George F. Shepley was a case in point. He had been a Maine Democrat, an appointee of Pierce and later of Buchanan as district attorney, and a supporter of Douglas in 1860. These factors in his background did not militate against him in Lincoln’s view—the President often appointed Democrats—nor should they have been a drawback to successful service in Louisiana’s reconstruction. There was, however, the further fact that Shepley became a Butlerite and a Radical; remaining after Butler’s removal, he played the Radical game at a time when it was hoped that a more Lincolnian policy would be inaugurated. Thus Shepley stood as an obstacle to Lincoln’s efforts to allay factionalism and to promote speedy and liberal restoration.
Toward the end of the Butler-Shepley period an election was held within the Union lines on December 3, 1862, for members of Congress from Louisiana. Two men of different outlook were elected: B. F. Flanders from New Hampshire, who was to become an instrument of the Radical faction; and Michael Hahn, a citizen of Louisiana born in Bavaria, who was more in tune with Lincoln’s purposes. When the question of admitting these gentlemen as members of the House of Representatives was brought before that body (February 9, 1863) a species of dog fight ensued, a forerunner of the rough treatment in store for Lincoln’s whole reunion program. Few were ready for frontal attack and sidestepping was more in evidence; the result was confusion, unrelated motions, and postponement. Finally, on February 17, 1863, the House voted, 92 to 44, to seat Flanders and Hahn. By that time that particular Congress, the Thirty-seventh, was about to pass out of existence.

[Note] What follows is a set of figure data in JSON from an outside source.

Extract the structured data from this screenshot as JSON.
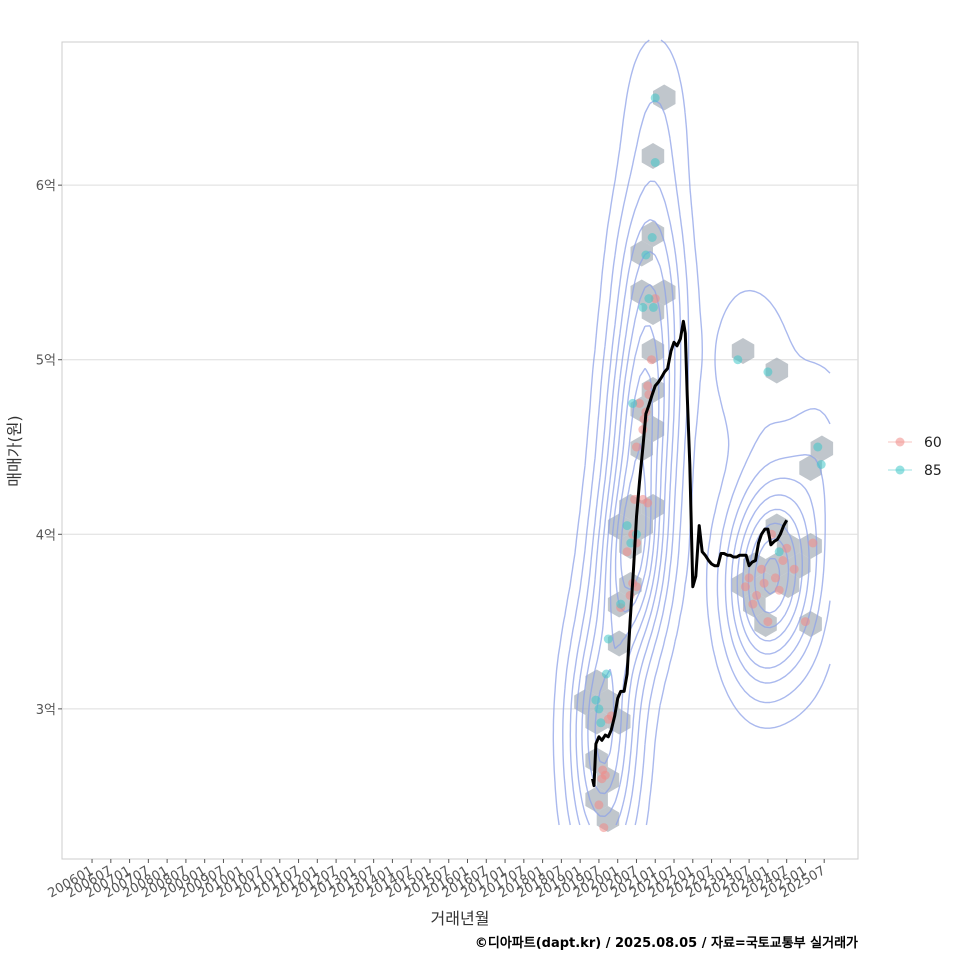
{
  "chart_data": {
    "type": "scatter",
    "xlabel": "거래년월",
    "ylabel": "매매가(원)",
    "caption": "©디아파트(dapt.kr) / 2025.08.05 / 자료=국토교통부 실거래가",
    "x_ticks": [
      "200601",
      "200607",
      "200701",
      "200707",
      "200801",
      "200807",
      "200901",
      "200907",
      "201001",
      "201007",
      "201101",
      "201107",
      "201201",
      "201207",
      "201301",
      "201307",
      "201401",
      "201407",
      "201501",
      "201507",
      "201601",
      "201607",
      "201701",
      "201707",
      "201801",
      "201807",
      "201901",
      "201907",
      "202001",
      "202007",
      "202101",
      "202107",
      "202201",
      "202207",
      "202301",
      "202307",
      "202401",
      "202407",
      "202501",
      "202507"
    ],
    "x_range": [
      2005.2,
      2026.4
    ],
    "y_ticks": [
      {
        "value": 3.0,
        "label": "3억"
      },
      {
        "value": 4.0,
        "label": "4억"
      },
      {
        "value": 5.0,
        "label": "5억"
      },
      {
        "value": 6.0,
        "label": "6억"
      }
    ],
    "ylim": [
      2.14,
      6.82
    ],
    "colors": {
      "s60": "#f08a86",
      "s85": "#3fc7c9",
      "hex": "#9aa3ad",
      "contour": "#8ea1e8",
      "line": "#000000",
      "grid": "#dedede",
      "frame": "#cccccc"
    },
    "legend": [
      {
        "name": "60",
        "color": "#f08a86"
      },
      {
        "name": "85",
        "color": "#3fc7c9"
      }
    ],
    "series": [
      {
        "name": "60",
        "points": [
          [
            2019.5,
            2.45
          ],
          [
            2019.58,
            2.6
          ],
          [
            2019.6,
            2.65
          ],
          [
            2019.67,
            2.62
          ],
          [
            2019.63,
            2.32
          ],
          [
            2019.75,
            2.94
          ],
          [
            2019.83,
            2.96
          ],
          [
            2020.08,
            3.58
          ],
          [
            2020.33,
            3.65
          ],
          [
            2020.4,
            3.72
          ],
          [
            2020.5,
            3.7
          ],
          [
            2020.25,
            3.9
          ],
          [
            2020.4,
            4.0
          ],
          [
            2020.5,
            3.95
          ],
          [
            2020.45,
            4.2
          ],
          [
            2020.67,
            4.2
          ],
          [
            2020.8,
            4.18
          ],
          [
            2020.5,
            4.5
          ],
          [
            2020.58,
            4.75
          ],
          [
            2020.67,
            4.6
          ],
          [
            2020.75,
            4.7
          ],
          [
            2020.7,
            4.66
          ],
          [
            2020.8,
            4.85
          ],
          [
            2020.83,
            4.8
          ],
          [
            2020.9,
            5.0
          ],
          [
            2021.0,
            5.35
          ],
          [
            2023.4,
            3.7
          ],
          [
            2023.5,
            3.75
          ],
          [
            2023.6,
            3.6
          ],
          [
            2023.7,
            3.65
          ],
          [
            2023.83,
            3.8
          ],
          [
            2023.9,
            3.72
          ],
          [
            2024.0,
            3.5
          ],
          [
            2024.1,
            4.0
          ],
          [
            2024.2,
            3.75
          ],
          [
            2024.3,
            3.68
          ],
          [
            2024.4,
            3.85
          ],
          [
            2024.5,
            3.92
          ],
          [
            2024.7,
            3.8
          ],
          [
            2025.0,
            3.5
          ],
          [
            2025.2,
            3.95
          ]
        ]
      },
      {
        "name": "85",
        "points": [
          [
            2019.42,
            3.05
          ],
          [
            2019.5,
            3.0
          ],
          [
            2019.55,
            2.92
          ],
          [
            2019.7,
            3.2
          ],
          [
            2019.75,
            3.4
          ],
          [
            2020.08,
            3.6
          ],
          [
            2020.25,
            4.05
          ],
          [
            2020.35,
            3.95
          ],
          [
            2020.4,
            4.75
          ],
          [
            2020.5,
            4.0
          ],
          [
            2020.67,
            5.3
          ],
          [
            2020.75,
            5.6
          ],
          [
            2020.83,
            5.35
          ],
          [
            2020.92,
            5.7
          ],
          [
            2020.95,
            5.3
          ],
          [
            2021.0,
            6.13
          ],
          [
            2021.0,
            6.5
          ],
          [
            2023.2,
            5.0
          ],
          [
            2024.0,
            4.93
          ],
          [
            2025.33,
            4.5
          ],
          [
            2025.42,
            4.4
          ],
          [
            2024.3,
            3.9
          ]
        ]
      }
    ],
    "trend_line": [
      [
        2019.33,
        2.6
      ],
      [
        2019.37,
        2.56
      ],
      [
        2019.42,
        2.8
      ],
      [
        2019.5,
        2.84
      ],
      [
        2019.58,
        2.82
      ],
      [
        2019.67,
        2.85
      ],
      [
        2019.75,
        2.84
      ],
      [
        2019.83,
        2.88
      ],
      [
        2019.92,
        2.96
      ],
      [
        2020.0,
        3.06
      ],
      [
        2020.08,
        3.1
      ],
      [
        2020.17,
        3.1
      ],
      [
        2020.25,
        3.2
      ],
      [
        2020.33,
        3.5
      ],
      [
        2020.42,
        3.8
      ],
      [
        2020.5,
        4.1
      ],
      [
        2020.58,
        4.3
      ],
      [
        2020.67,
        4.5
      ],
      [
        2020.75,
        4.69
      ],
      [
        2020.83,
        4.74
      ],
      [
        2020.92,
        4.8
      ],
      [
        2021.0,
        4.85
      ],
      [
        2021.08,
        4.87
      ],
      [
        2021.17,
        4.9
      ],
      [
        2021.25,
        4.93
      ],
      [
        2021.33,
        4.95
      ],
      [
        2021.42,
        5.05
      ],
      [
        2021.5,
        5.1
      ],
      [
        2021.58,
        5.08
      ],
      [
        2021.67,
        5.12
      ],
      [
        2021.75,
        5.22
      ],
      [
        2021.8,
        5.15
      ],
      [
        2021.85,
        4.8
      ],
      [
        2021.92,
        4.4
      ],
      [
        2022.0,
        3.7
      ],
      [
        2022.08,
        3.76
      ],
      [
        2022.17,
        4.05
      ],
      [
        2022.25,
        3.9
      ],
      [
        2022.33,
        3.88
      ],
      [
        2022.42,
        3.85
      ],
      [
        2022.5,
        3.83
      ],
      [
        2022.58,
        3.82
      ],
      [
        2022.67,
        3.82
      ],
      [
        2022.75,
        3.89
      ],
      [
        2022.83,
        3.89
      ],
      [
        2022.92,
        3.88
      ],
      [
        2023.0,
        3.88
      ],
      [
        2023.08,
        3.87
      ],
      [
        2023.17,
        3.87
      ],
      [
        2023.25,
        3.88
      ],
      [
        2023.33,
        3.88
      ],
      [
        2023.42,
        3.88
      ],
      [
        2023.5,
        3.82
      ],
      [
        2023.58,
        3.84
      ],
      [
        2023.67,
        3.85
      ],
      [
        2023.75,
        3.95
      ],
      [
        2023.83,
        4.0
      ],
      [
        2023.92,
        4.03
      ],
      [
        2024.0,
        4.03
      ],
      [
        2024.08,
        3.94
      ],
      [
        2024.17,
        3.96
      ],
      [
        2024.25,
        3.97
      ],
      [
        2024.33,
        4.0
      ],
      [
        2024.42,
        4.05
      ],
      [
        2024.5,
        4.08
      ]
    ]
  }
}
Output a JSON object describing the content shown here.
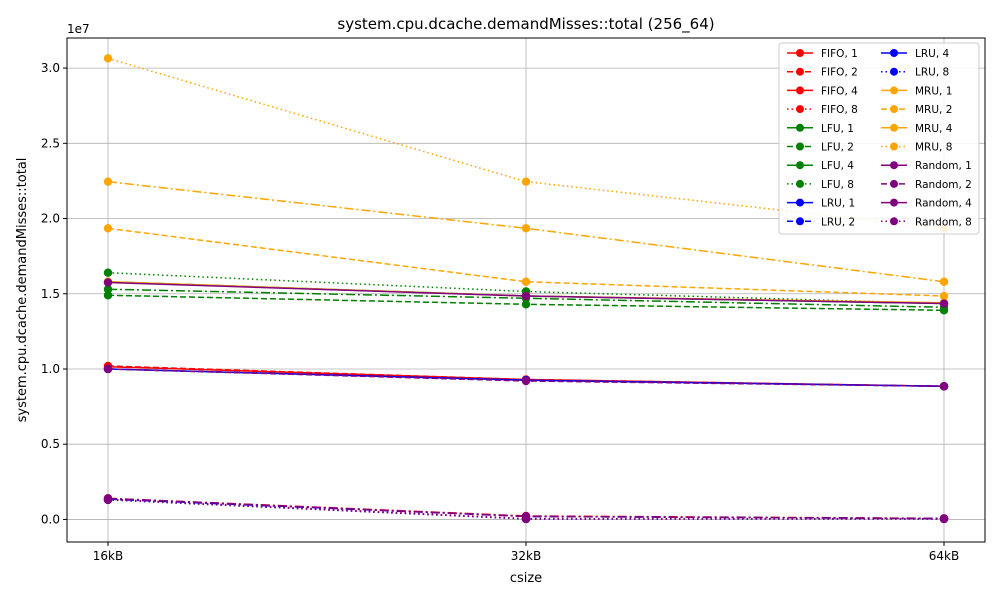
{
  "chart_data": {
    "type": "line",
    "title": "system.cpu.dcache.demandMisses::total (256_64)",
    "xlabel": "csize",
    "ylabel": "system.cpu.dcache.demandMisses::total",
    "scale_label": "1e7",
    "categories": [
      "16kB",
      "32kB",
      "64kB"
    ],
    "ylim": [
      -1500000,
      32000000
    ],
    "yticks": [
      0,
      5000000,
      10000000,
      15000000,
      20000000,
      25000000,
      30000000
    ],
    "ytick_labels": [
      "0.0",
      "0.5",
      "1.0",
      "1.5",
      "2.0",
      "2.5",
      "3.0"
    ],
    "grid": true,
    "legend_position": "top-right",
    "legend_columns": 2,
    "colors": {
      "FIFO": "#ff0000",
      "LFU": "#008000",
      "LRU": "#0000ff",
      "MRU": "#ffa500",
      "Random": "#800080"
    },
    "series": [
      {
        "name": "FIFO, 1",
        "policy": "FIFO",
        "style": "solid",
        "values": [
          10150000,
          9300000,
          8850000
        ]
      },
      {
        "name": "FIFO, 2",
        "policy": "FIFO",
        "style": "dashed",
        "values": [
          10200000,
          9300000,
          8850000
        ]
      },
      {
        "name": "FIFO, 4",
        "policy": "FIFO",
        "style": "dashdot",
        "values": [
          1400000,
          230000,
          70000
        ]
      },
      {
        "name": "FIFO, 8",
        "policy": "FIFO",
        "style": "dotted",
        "values": [
          1350000,
          60000,
          40000
        ]
      },
      {
        "name": "LFU, 1",
        "policy": "LFU",
        "style": "solid",
        "values": [
          15800000,
          14850000,
          14350000
        ]
      },
      {
        "name": "LFU, 2",
        "policy": "LFU",
        "style": "dashed",
        "values": [
          14900000,
          14300000,
          13900000
        ]
      },
      {
        "name": "LFU, 4",
        "policy": "LFU",
        "style": "dashdot",
        "values": [
          15300000,
          14700000,
          14100000
        ]
      },
      {
        "name": "LFU, 8",
        "policy": "LFU",
        "style": "dotted",
        "values": [
          16400000,
          15150000,
          14350000
        ]
      },
      {
        "name": "LRU, 1",
        "policy": "LRU",
        "style": "solid",
        "values": [
          10000000,
          9250000,
          8850000
        ]
      },
      {
        "name": "LRU, 2",
        "policy": "LRU",
        "style": "dashed",
        "values": [
          10000000,
          9250000,
          8850000
        ]
      },
      {
        "name": "LRU, 4",
        "policy": "LRU",
        "style": "dashdot",
        "values": [
          1350000,
          200000,
          60000
        ]
      },
      {
        "name": "LRU, 8",
        "policy": "LRU",
        "style": "dotted",
        "values": [
          1300000,
          30000,
          30000
        ]
      },
      {
        "name": "MRU, 1",
        "policy": "MRU",
        "style": "solid",
        "values": [
          15800000,
          14850000,
          14400000
        ]
      },
      {
        "name": "MRU, 2",
        "policy": "MRU",
        "style": "dashed",
        "values": [
          19350000,
          15800000,
          14850000
        ]
      },
      {
        "name": "MRU, 4",
        "policy": "MRU",
        "style": "dashdot",
        "values": [
          22450000,
          19350000,
          15800000
        ]
      },
      {
        "name": "MRU, 8",
        "policy": "MRU",
        "style": "dotted",
        "values": [
          30650000,
          22450000,
          19350000
        ]
      },
      {
        "name": "Random, 1",
        "policy": "Random",
        "style": "solid",
        "values": [
          15750000,
          14850000,
          14350000
        ]
      },
      {
        "name": "Random, 2",
        "policy": "Random",
        "style": "dashed",
        "values": [
          10000000,
          9200000,
          8850000
        ]
      },
      {
        "name": "Random, 4",
        "policy": "Random",
        "style": "dashdot",
        "values": [
          1400000,
          200000,
          60000
        ]
      },
      {
        "name": "Random, 8",
        "policy": "Random",
        "style": "dotted",
        "values": [
          1300000,
          30000,
          30000
        ]
      }
    ]
  }
}
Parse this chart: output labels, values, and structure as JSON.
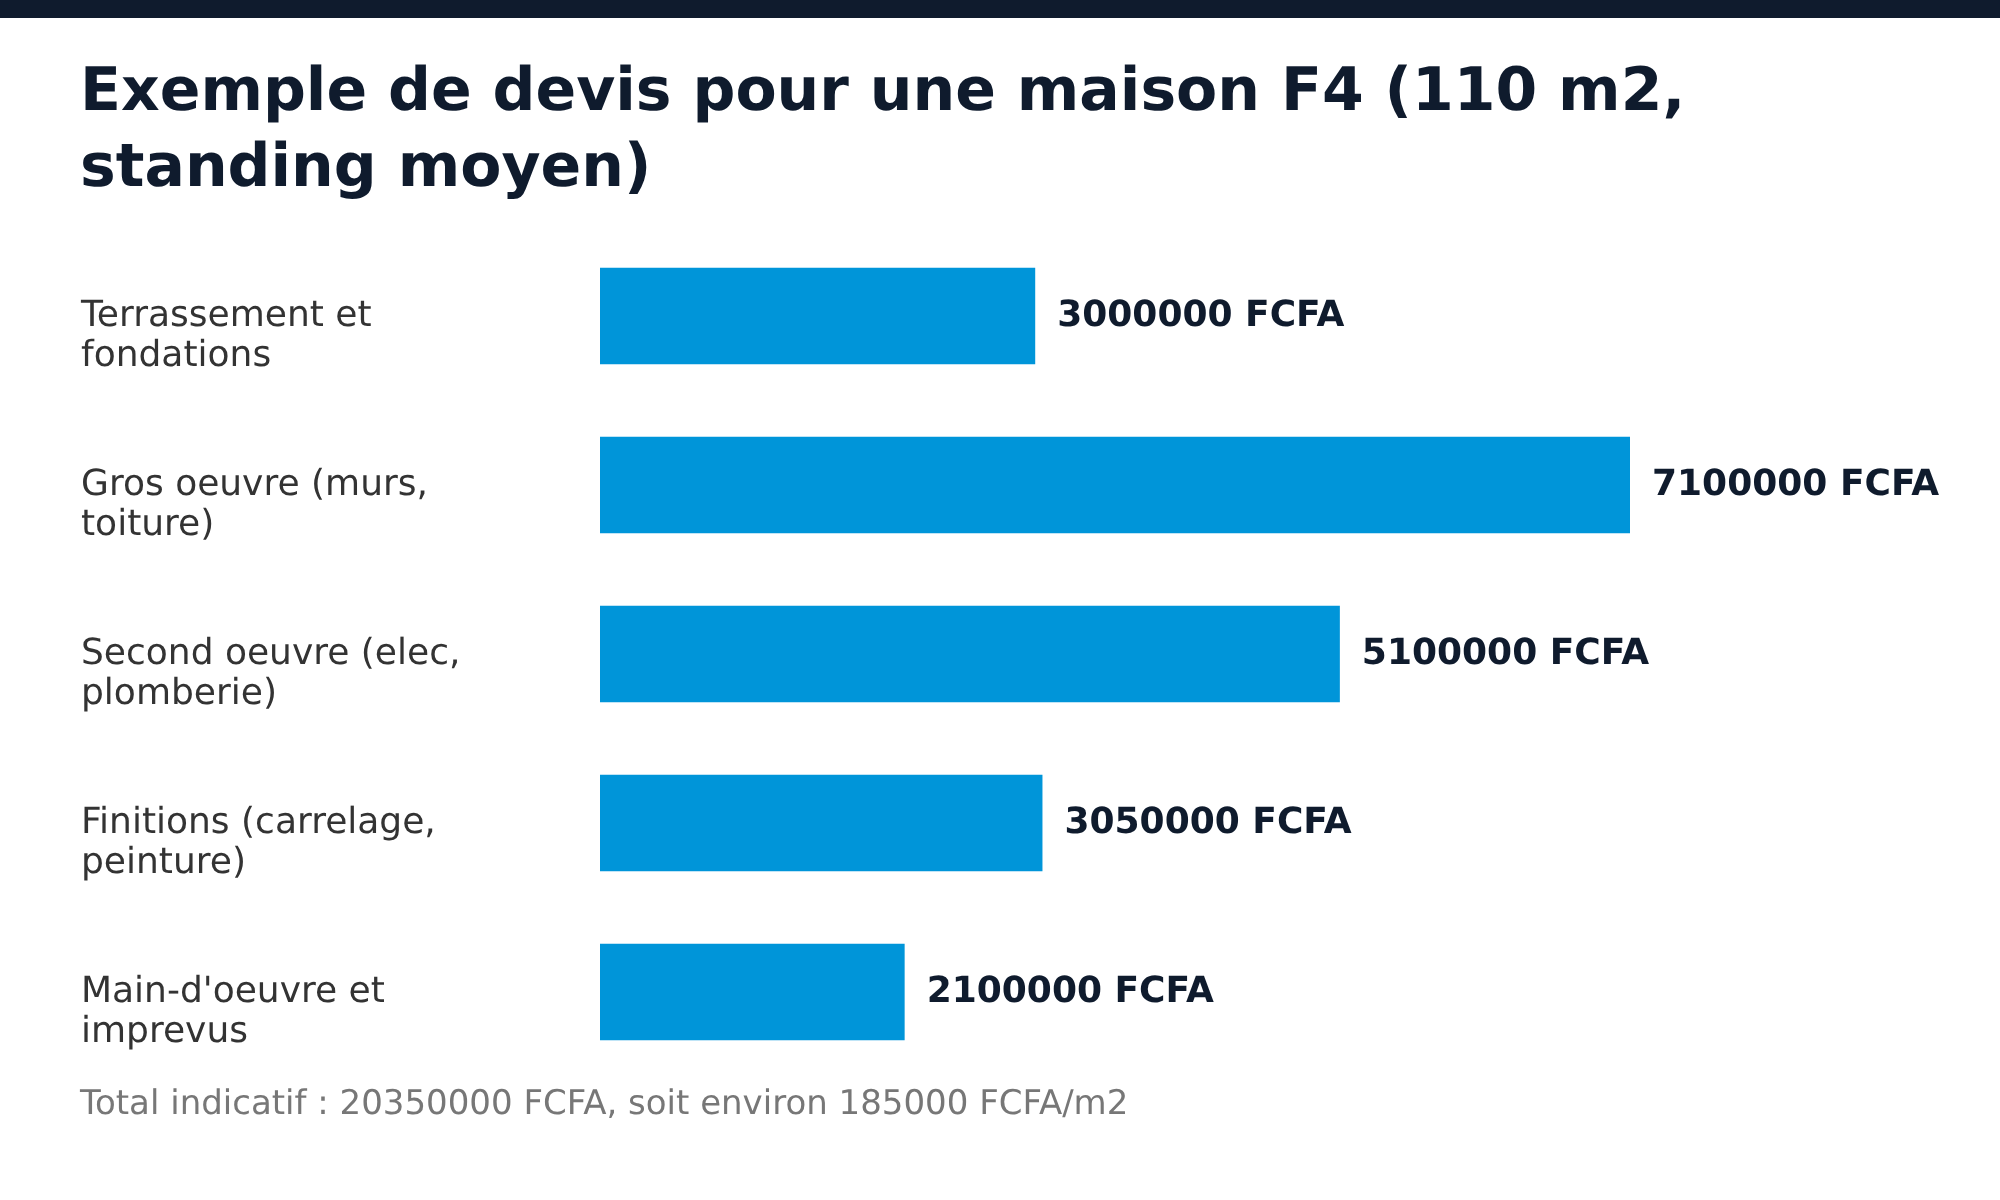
{
  "chart_data": {
    "type": "bar",
    "orientation": "horizontal",
    "title": "Exemple de devis pour une maison F4 (110 m2, standing moyen)",
    "categories": [
      "Terrassement et fondations",
      "Gros oeuvre (murs, toiture)",
      "Second oeuvre (elec, plomberie)",
      "Finitions (carrelage, peinture)",
      "Main-d'oeuvre et imprevus"
    ],
    "values": [
      3000000,
      7100000,
      5100000,
      3050000,
      2100000
    ],
    "value_labels": [
      "3000000 FCFA",
      "7100000 FCFA",
      "5100000 FCFA",
      "3050000 FCFA",
      "2100000 FCFA"
    ],
    "color": "#0095d9",
    "annotations": [
      "Total indicatif : 20350000 FCFA, soit environ 185000 FCFA/m2"
    ]
  }
}
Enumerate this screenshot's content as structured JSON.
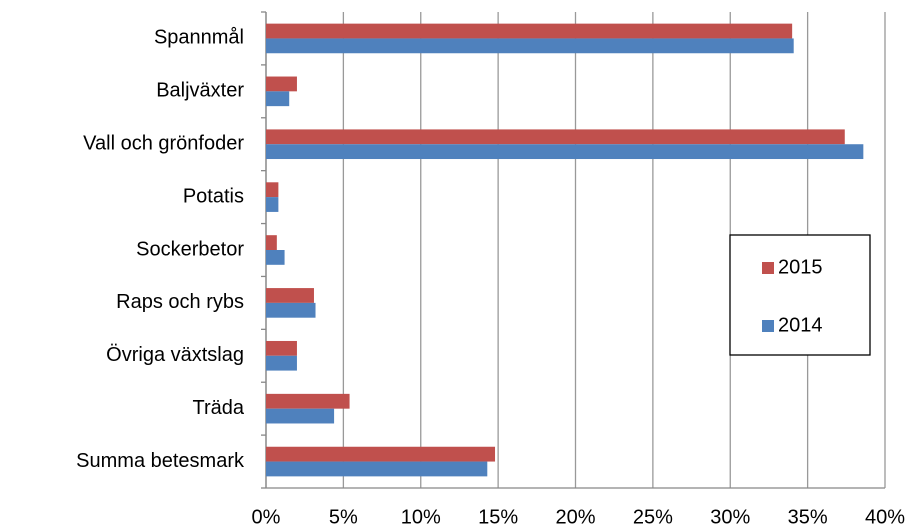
{
  "chart_data": {
    "type": "barh",
    "categories": [
      "Spannmål",
      "Baljväxter",
      "Vall och grönfoder",
      "Potatis",
      "Sockerbetor",
      "Raps och rybs",
      "Övriga växtslag",
      "Träda",
      "Summa betesmark"
    ],
    "series": [
      {
        "name": "2015",
        "color": "#c0504d",
        "values": [
          34.0,
          2.0,
          37.4,
          0.8,
          0.7,
          3.1,
          2.0,
          5.4,
          14.8
        ]
      },
      {
        "name": "2014",
        "color": "#4f81bd",
        "values": [
          34.1,
          1.5,
          38.6,
          0.8,
          1.2,
          3.2,
          2.0,
          4.4,
          14.3
        ]
      }
    ],
    "xlim": [
      0,
      40
    ],
    "xticks": [
      {
        "value": 0,
        "label": "0%"
      },
      {
        "value": 5,
        "label": "5%"
      },
      {
        "value": 10,
        "label": "10%"
      },
      {
        "value": 15,
        "label": "15%"
      },
      {
        "value": 20,
        "label": "20%"
      },
      {
        "value": 25,
        "label": "25%"
      },
      {
        "value": 30,
        "label": "30%"
      },
      {
        "value": 35,
        "label": "35%"
      },
      {
        "value": 40,
        "label": "40%"
      }
    ],
    "grid": true
  }
}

Second Phase: Shepley and Durant versus Banks . In the next phase, while Banks was in top command in Louisiana with Shepley as military governor—i. e., governor as to civil affairs under military authority—certain groups in the state got to work, though at cross purposes, to seize control of the process of state remaking. It turned out to be a period of bickering and futility, a time of bitter disappointment to the President. Taking over the rebuilding task and attempting to do it in his own way, Governor Shepley proceeded to make a registry of voters, appointing T. J. Durant, a Radical like himself, as commissioner of registration. An oath of allegiance was required (this was before the presidentially prescribed oath of December 8, 1863) and the registration of whites who would take the oath was ordered. It was Durant’s idea that ten loyal men in a parish, if no more could be registered, would be a sufficient basis for an election. This was a period when Banks was preoccupied with military command in the Port Hudson and Texas areas, while Shepley was also absent from Louisiana, spending a large part of the summer of 1863 in Washington. Lincoln approved the Shepley-Durant registration and wanted it pushed.
The President was trying to keep himself in the background, to avoid seeming to dictate, and to let things work themselves out as a Louisiana movement. Yet he soon found that a jurisdictional dispute or confusion as to control was spoiling everything. Shepley as military governor and Durant, his appointee, were claiming “that they were exclusively charged with the work of reconstruction in Louisiana,” while Banks had “not felt authorized to interfere” with them. In a letter of December 16, 1863, Banks advised the President that he was “only in partial command,” adding: “There are not less than four distinct governments here claiming . . . independent powers based upon instructions received directly from Washington, and recognizing no other authority than their own.”
Though this unfortunate situation was due in large part to the activities of Radical groups, another factor may have been a bit of inadvertence on the part of the burdened President: he had supposed all the time that Banks was in chief command but had not made that point sufficiently clear. He now wrote a strong letter to Banks (December 24, 1863) with a fourfold repetition of the main theme: You are master. The President was seriously annoyed at the frustration and delay. Shepley, he wrote, was to “assist” Banks, not to “thwart” him. The desirable object, of course, was to have unity among pro-Union men and leaders, but a serious obstacle to such unity was the attitude of Shepley and his considerable faction. It became increasingly apparent that these Radicals were unwilling to co-operate with the man whom Lincoln had placed in chief authority and whom he had plainly designated as “master.” Treating delay and factionalism as if things of the past, Lincoln wrote to Banks: “Give us a free State reorganization of Louisiana in the shortest possible time.”